Mass of complaints over St Albans council laptop data theft
PUBLISHED: 15:01 19 November 2009 | UPDATED: 14:41 06 May 2010
THE THEFT of a council laptop which stored personal data on all St Albans district postal voters has sparked a barrage of complaints from worried residents. The data on the stolen laptop, one of four taken from the district council offices in St Peter s
THE THEFT of a council laptop which stored personal data on all St Albans district postal voters has sparked a barrage of complaints from worried residents.
The data on the stolen laptop, one of four taken from the district council offices in St Peter's Street last Monday (November 9), includes the names, addresses, dates of births and signatures of over 14,500 district residents.
The incident is being treated by the council and police as an opportunistic theft as all four laptops were stored in what leader of the district council Cllr Robert Donald described as "an area protected by electronic security". There is no evidence that the building had been broken into.
In a letter delivered this week to all affected residents, council chief executive Daniel Goodwin admitted that there was "a small risk" of the data - which was not encrypted - being accessed and used fraudulently.
Since the delivery of Mr Goodwin's letter the council has taken over 400 calls from residents and responded to around 50 emails of complaint. The Herts Advertiser has also been bombarded with calls.
Tory Group Leader Cllr Julian Daly who works in a top London bank is one of the 14,673 affected residents. He said that he was "troubled" by the situation and added: "All the information is there to set up a bank account, so it is safe to say that we are in the territory of identity theft. I would certainly advise people to stay on their guard."

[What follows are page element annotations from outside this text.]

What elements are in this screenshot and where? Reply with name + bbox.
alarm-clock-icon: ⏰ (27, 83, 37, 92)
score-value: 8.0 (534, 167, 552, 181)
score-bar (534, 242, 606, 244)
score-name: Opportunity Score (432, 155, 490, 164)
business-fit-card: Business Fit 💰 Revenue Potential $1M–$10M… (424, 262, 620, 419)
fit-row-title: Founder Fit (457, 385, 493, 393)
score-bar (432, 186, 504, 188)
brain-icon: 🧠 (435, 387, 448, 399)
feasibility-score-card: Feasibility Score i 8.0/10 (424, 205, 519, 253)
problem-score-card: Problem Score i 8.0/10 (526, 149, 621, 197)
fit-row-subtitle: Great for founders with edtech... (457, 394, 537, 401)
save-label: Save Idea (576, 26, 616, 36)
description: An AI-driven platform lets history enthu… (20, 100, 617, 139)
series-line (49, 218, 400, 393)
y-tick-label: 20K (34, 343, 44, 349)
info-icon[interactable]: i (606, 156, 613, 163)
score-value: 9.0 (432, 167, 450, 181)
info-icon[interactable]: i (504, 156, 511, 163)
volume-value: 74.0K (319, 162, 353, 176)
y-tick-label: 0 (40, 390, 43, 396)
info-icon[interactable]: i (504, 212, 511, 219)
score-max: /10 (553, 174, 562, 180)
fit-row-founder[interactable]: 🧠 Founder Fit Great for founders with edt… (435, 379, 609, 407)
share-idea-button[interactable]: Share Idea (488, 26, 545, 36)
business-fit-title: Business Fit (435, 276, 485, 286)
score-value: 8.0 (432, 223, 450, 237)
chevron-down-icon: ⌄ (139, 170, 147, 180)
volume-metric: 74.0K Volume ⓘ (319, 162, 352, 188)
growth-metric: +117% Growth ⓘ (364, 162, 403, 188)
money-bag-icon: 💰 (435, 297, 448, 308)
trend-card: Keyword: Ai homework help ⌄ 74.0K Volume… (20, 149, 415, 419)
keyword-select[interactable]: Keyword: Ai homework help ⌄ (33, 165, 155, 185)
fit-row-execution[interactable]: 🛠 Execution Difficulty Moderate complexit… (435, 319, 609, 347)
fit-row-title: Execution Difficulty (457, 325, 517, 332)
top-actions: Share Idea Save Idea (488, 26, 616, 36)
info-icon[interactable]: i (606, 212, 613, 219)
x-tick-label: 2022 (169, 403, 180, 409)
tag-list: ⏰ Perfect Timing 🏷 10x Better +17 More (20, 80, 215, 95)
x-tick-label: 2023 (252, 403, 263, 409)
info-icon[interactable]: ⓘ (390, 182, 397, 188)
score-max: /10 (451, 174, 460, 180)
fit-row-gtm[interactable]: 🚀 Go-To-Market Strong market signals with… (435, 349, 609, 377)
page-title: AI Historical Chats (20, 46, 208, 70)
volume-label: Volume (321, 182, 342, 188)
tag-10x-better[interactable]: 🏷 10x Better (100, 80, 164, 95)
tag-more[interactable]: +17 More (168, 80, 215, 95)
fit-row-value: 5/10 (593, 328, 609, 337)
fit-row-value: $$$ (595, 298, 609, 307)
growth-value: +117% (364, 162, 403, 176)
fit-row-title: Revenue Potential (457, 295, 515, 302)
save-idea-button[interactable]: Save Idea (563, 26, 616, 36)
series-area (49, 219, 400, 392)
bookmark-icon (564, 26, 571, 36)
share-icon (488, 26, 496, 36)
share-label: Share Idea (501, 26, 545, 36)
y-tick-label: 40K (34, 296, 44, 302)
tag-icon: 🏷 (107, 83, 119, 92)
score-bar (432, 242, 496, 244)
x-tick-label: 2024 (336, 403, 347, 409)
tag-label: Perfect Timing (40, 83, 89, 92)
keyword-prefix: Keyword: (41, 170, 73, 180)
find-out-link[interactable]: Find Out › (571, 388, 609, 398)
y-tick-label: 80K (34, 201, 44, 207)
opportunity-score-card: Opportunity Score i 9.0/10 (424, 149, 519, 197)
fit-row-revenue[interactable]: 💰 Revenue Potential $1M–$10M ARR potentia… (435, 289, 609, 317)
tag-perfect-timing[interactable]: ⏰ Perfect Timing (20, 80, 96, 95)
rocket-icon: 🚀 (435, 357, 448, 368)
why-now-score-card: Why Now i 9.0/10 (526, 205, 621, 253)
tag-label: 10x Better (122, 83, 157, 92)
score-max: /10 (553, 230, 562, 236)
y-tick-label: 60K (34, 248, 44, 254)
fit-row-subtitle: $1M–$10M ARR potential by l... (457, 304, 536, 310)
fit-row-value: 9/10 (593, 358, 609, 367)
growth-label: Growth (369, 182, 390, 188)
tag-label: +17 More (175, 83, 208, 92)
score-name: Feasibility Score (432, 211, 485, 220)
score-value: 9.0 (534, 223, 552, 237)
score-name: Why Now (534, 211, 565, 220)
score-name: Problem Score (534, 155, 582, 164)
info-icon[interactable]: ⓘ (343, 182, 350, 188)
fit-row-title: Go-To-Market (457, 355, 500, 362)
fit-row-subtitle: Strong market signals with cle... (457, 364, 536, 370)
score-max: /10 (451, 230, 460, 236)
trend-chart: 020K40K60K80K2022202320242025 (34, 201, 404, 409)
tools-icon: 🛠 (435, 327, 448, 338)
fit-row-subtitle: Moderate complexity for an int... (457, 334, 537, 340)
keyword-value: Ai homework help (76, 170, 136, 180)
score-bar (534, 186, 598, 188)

Sam Evans of St Albans received the letter on Monday morning and said that she was "disgusted" by the council's mistake: "I'm appalled by what's happened and I just can't believe that the council didn't even bother to encrypt such vital information. It's a disgrace and now I have to worry about who might have access to my personal data."
Andy Hayes of St Albans was particularly concerned about his 82-year-old father, who also lives in the city: "When you are in your 80s a scandal such as this is obviously going to cause you a tremendous amount of stress. I'm also worried because, at his age, my father could be an easy target for identity theft."

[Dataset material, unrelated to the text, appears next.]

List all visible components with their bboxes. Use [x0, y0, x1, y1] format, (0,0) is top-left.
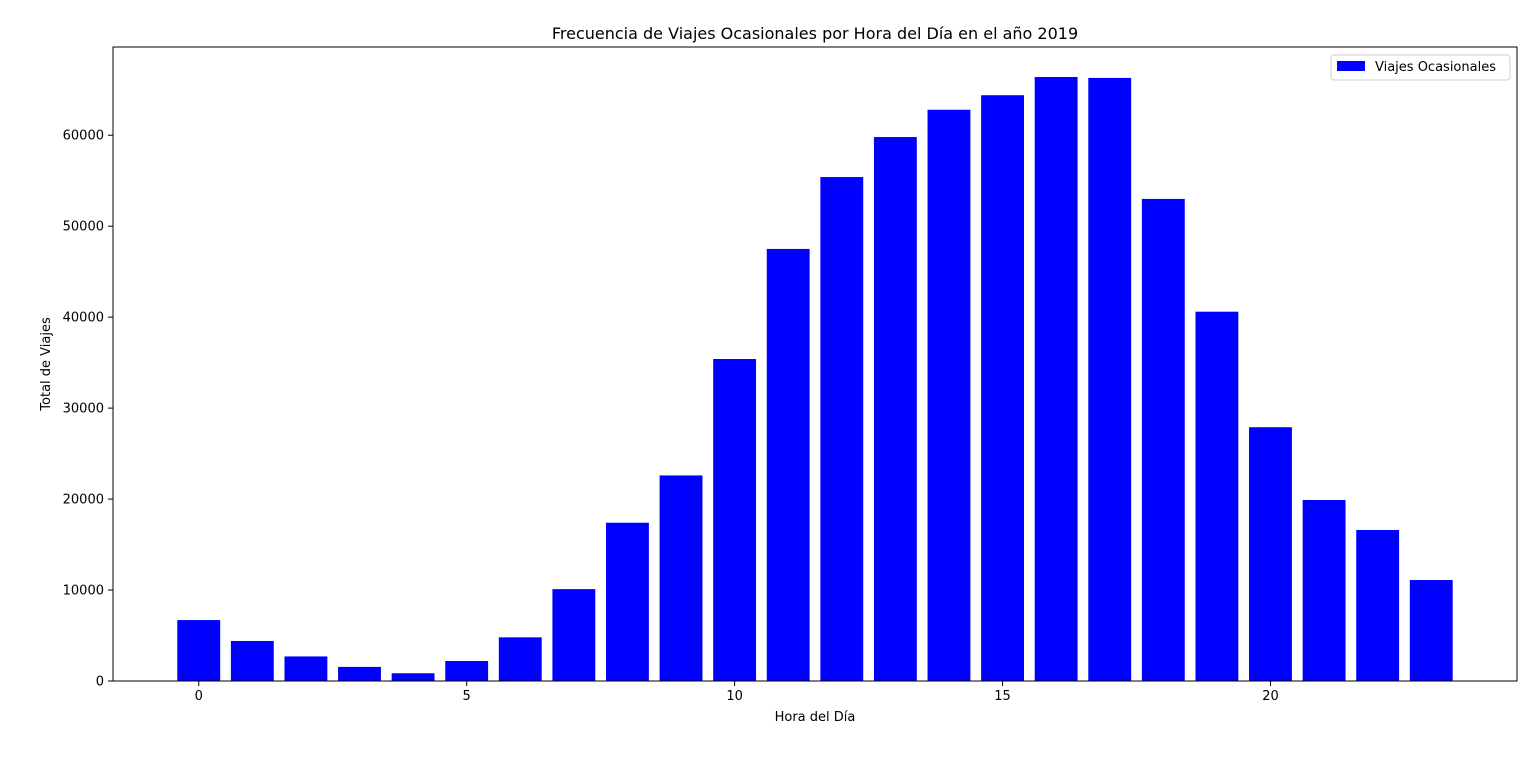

Nick Rich, of Wendover Close in Harpenden, alluded to the "serious consequences" of the scandal in his letter of complaint to Daniel Goodwin and questioned why, "this sort of data was stored on a portable computer in the first place".
Mr Goodwin has already ordered an internal investigation and apologised to all those affected by the theft. In a statement yesterday, he said: "We have been keen to be as open and forthcoming about the loss of the laptop as we can and have written to everyone involved to explain the circumstances of the theft and to reassure them that any risk is thought to be minimal."
Cllr Donald, who said the information had to be held on a portable laptop so it could be used to verify postal votes on election night to prevent fraud, added: "I have required that the results of the internal investigation that has already been instigated must be reported to the December 8 Cabinet meeting and that this should contain clear recommendations on how this can be prevented from ever happening again.